Market incentivizing wheat double-crop soybeans
A group of ag economists say there’s a market incentive to double crop wheat and soybeans in the 2023 crop year.
Economists from the University of Illinois and Ohio State University say the rotation might be more profitable than a standalone corn to soybeans rotation because of wheat production loss coming from the Russian – Ukrainian war.
The University of Illinois’ Gary Schnitkey tells Brownfield…
“Those crop combinations are providing energy and protein and prices will adjust to get those items and livestock rations amongst other things,” Schnitkey said.
He says comparisons done between central Illinois and southern Illinois point to the practice being most favorable in lower production areas which is reflective of the entire Corn Belt.

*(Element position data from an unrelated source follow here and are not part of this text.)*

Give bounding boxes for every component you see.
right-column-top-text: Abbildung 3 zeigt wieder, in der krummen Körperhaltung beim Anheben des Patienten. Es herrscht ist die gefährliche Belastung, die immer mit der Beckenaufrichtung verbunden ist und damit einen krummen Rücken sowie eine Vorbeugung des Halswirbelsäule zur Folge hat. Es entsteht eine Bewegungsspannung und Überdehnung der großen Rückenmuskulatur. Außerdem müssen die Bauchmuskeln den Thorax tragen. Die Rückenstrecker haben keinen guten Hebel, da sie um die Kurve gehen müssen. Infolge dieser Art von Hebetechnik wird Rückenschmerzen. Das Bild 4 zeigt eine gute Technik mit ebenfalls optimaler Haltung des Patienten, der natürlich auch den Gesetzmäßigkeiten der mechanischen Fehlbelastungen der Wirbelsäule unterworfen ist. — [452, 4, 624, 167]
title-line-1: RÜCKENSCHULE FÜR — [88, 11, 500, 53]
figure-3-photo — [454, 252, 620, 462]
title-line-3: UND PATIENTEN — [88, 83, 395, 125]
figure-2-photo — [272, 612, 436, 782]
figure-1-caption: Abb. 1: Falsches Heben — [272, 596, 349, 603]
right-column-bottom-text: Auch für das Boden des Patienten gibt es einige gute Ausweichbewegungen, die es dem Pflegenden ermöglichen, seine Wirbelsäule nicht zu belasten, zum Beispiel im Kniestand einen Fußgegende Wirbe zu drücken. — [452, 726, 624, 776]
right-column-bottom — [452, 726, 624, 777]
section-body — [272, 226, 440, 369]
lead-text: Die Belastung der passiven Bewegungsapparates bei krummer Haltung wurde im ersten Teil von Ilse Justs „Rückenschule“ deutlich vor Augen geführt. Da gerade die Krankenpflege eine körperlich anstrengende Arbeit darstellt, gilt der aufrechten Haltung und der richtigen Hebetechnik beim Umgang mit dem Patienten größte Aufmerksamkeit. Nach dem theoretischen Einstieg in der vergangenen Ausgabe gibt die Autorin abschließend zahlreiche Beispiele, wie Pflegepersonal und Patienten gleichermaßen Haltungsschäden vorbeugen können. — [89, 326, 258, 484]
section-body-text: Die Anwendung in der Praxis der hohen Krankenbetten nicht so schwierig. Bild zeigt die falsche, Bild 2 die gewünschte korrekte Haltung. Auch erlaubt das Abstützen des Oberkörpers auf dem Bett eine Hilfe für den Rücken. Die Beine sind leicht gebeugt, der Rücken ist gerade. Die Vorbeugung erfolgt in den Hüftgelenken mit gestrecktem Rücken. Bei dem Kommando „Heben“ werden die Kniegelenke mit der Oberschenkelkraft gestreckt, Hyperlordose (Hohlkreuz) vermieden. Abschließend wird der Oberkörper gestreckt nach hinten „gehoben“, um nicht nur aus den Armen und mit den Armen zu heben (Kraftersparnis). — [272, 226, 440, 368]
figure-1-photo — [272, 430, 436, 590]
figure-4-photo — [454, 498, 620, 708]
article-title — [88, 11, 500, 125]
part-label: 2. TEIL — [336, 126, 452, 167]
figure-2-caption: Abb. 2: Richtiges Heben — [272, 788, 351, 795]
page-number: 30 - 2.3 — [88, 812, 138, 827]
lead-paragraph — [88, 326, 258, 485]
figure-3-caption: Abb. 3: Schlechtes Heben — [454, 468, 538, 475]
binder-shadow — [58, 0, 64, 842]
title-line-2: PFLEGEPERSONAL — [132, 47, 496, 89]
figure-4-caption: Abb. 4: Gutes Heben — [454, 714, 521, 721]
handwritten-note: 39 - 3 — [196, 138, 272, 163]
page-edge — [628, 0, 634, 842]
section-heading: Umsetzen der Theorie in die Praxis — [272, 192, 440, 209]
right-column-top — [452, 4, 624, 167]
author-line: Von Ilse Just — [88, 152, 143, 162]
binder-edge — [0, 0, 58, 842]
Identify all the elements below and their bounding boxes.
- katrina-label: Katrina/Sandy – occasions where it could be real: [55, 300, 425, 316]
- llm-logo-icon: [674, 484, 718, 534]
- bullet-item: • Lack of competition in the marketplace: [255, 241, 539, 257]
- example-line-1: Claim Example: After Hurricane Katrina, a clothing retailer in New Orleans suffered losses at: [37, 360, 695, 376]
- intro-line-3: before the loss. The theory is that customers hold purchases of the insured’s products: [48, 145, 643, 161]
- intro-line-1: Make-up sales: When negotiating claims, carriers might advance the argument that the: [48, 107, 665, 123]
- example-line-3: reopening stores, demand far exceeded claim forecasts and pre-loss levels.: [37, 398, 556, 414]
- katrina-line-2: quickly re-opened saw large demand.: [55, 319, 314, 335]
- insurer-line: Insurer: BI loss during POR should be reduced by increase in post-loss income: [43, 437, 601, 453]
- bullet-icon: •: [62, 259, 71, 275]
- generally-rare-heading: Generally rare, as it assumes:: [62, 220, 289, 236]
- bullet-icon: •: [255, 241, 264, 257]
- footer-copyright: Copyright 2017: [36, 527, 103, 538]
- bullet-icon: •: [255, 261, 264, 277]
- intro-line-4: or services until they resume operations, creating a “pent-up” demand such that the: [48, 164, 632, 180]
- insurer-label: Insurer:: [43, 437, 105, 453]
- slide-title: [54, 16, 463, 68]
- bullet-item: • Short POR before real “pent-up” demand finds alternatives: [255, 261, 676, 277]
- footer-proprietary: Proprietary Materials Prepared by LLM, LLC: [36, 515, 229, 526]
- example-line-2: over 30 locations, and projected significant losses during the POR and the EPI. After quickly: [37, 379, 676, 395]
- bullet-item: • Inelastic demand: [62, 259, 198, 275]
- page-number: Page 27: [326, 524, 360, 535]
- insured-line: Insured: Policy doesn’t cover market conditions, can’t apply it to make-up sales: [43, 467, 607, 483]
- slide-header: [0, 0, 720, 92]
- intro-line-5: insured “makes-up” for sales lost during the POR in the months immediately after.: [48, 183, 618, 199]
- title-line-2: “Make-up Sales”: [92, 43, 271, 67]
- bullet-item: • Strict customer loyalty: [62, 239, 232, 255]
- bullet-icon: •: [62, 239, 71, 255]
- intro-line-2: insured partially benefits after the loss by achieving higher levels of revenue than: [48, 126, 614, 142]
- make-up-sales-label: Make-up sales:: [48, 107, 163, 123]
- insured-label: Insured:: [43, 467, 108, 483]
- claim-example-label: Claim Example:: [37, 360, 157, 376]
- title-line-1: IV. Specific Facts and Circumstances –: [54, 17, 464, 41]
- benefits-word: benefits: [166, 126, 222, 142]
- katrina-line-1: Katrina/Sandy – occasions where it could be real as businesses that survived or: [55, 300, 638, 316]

“Corn yields increase more the higher the productivity of the farmland and soybean yields don’t go down as much (on less productive farmland),” Schnitkey said. “So, the relative yields of corn and soybeans – there’s less of a difference in southern Illinois than there is in central Illinois.”
The group made their comparison by mapping different crop combinations and rotations by calorie and protein production with corn producing more calories and soybeans and wheat producing more protein. Schnitkey says using a standard corn – soybean rotation as the baseline, planting wheat double crop soybeans following corn is the best way to raise calorie and protein production.
The group says the double cropping incentive could be diminished if the wheat market drops by the fall.